The housing industry has reacted angrily to Gordon brown’s failure to raise the lower threshold for stamp duty.
Some experts had been hoping that the Chancellor would introduce a higher threshold so that it would be in line with the average UK house price.
The average person now has to get a mortgage above £125,000 lower stamp duty threshold as house prices have risen dramatically in recent years.
However, Mr Brown failed to offer a break to people looking to buy a home in this bracket, meaning that almost all property buyers are now required to pay at least one per cent stamp duty.

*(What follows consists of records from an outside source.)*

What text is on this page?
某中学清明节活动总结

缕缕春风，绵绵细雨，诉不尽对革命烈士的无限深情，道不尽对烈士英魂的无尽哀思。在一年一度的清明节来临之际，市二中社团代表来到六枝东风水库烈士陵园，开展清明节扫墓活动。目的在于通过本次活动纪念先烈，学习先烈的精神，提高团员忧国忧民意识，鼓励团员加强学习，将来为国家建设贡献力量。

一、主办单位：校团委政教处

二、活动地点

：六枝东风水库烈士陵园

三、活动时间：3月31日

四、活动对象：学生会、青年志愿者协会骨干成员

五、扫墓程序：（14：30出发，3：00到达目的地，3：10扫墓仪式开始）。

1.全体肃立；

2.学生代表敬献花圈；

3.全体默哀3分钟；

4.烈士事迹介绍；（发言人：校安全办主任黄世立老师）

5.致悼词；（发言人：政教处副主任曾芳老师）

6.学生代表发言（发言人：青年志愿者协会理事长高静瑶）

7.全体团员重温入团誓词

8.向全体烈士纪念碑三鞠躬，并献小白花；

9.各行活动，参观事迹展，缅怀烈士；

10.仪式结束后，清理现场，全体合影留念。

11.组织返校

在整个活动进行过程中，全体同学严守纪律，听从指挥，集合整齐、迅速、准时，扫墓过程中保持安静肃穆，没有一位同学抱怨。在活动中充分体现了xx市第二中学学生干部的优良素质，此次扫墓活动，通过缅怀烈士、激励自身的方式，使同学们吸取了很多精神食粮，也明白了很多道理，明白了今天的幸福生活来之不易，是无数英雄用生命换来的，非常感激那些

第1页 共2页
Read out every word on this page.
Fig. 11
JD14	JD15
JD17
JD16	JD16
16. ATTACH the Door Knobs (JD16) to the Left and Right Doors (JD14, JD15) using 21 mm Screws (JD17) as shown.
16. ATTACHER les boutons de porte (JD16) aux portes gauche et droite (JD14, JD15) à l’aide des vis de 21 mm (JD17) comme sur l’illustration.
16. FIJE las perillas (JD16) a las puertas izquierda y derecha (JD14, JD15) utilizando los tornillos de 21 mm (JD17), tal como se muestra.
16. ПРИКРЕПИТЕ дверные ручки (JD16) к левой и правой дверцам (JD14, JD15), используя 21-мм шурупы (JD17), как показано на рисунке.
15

“House price inflation remains a key concern for everyone in the UK, particularly first-time buyers and so it is disappointing that this year’s budget has not addressed the UK’s out of date stamp duty thresholds,” commented Duncan Berry, director of mortgage sales at GE Money.
The Chancellor’s promise to completely do away with stamp duty on carbon-neutral homes up to a value of £500,000 however, has bee welcomed, although Nationwide has highlighted that Mr Brown is letting down the poorest in society.
“We feel that it is important to do more to help hard-pressed homebuyers,” said Stuart Bernau from Nationwide.
“We have calculated that if the stamp duty threshold had been raised in line with house price inflation since 1993 it would now stand at £206,000.”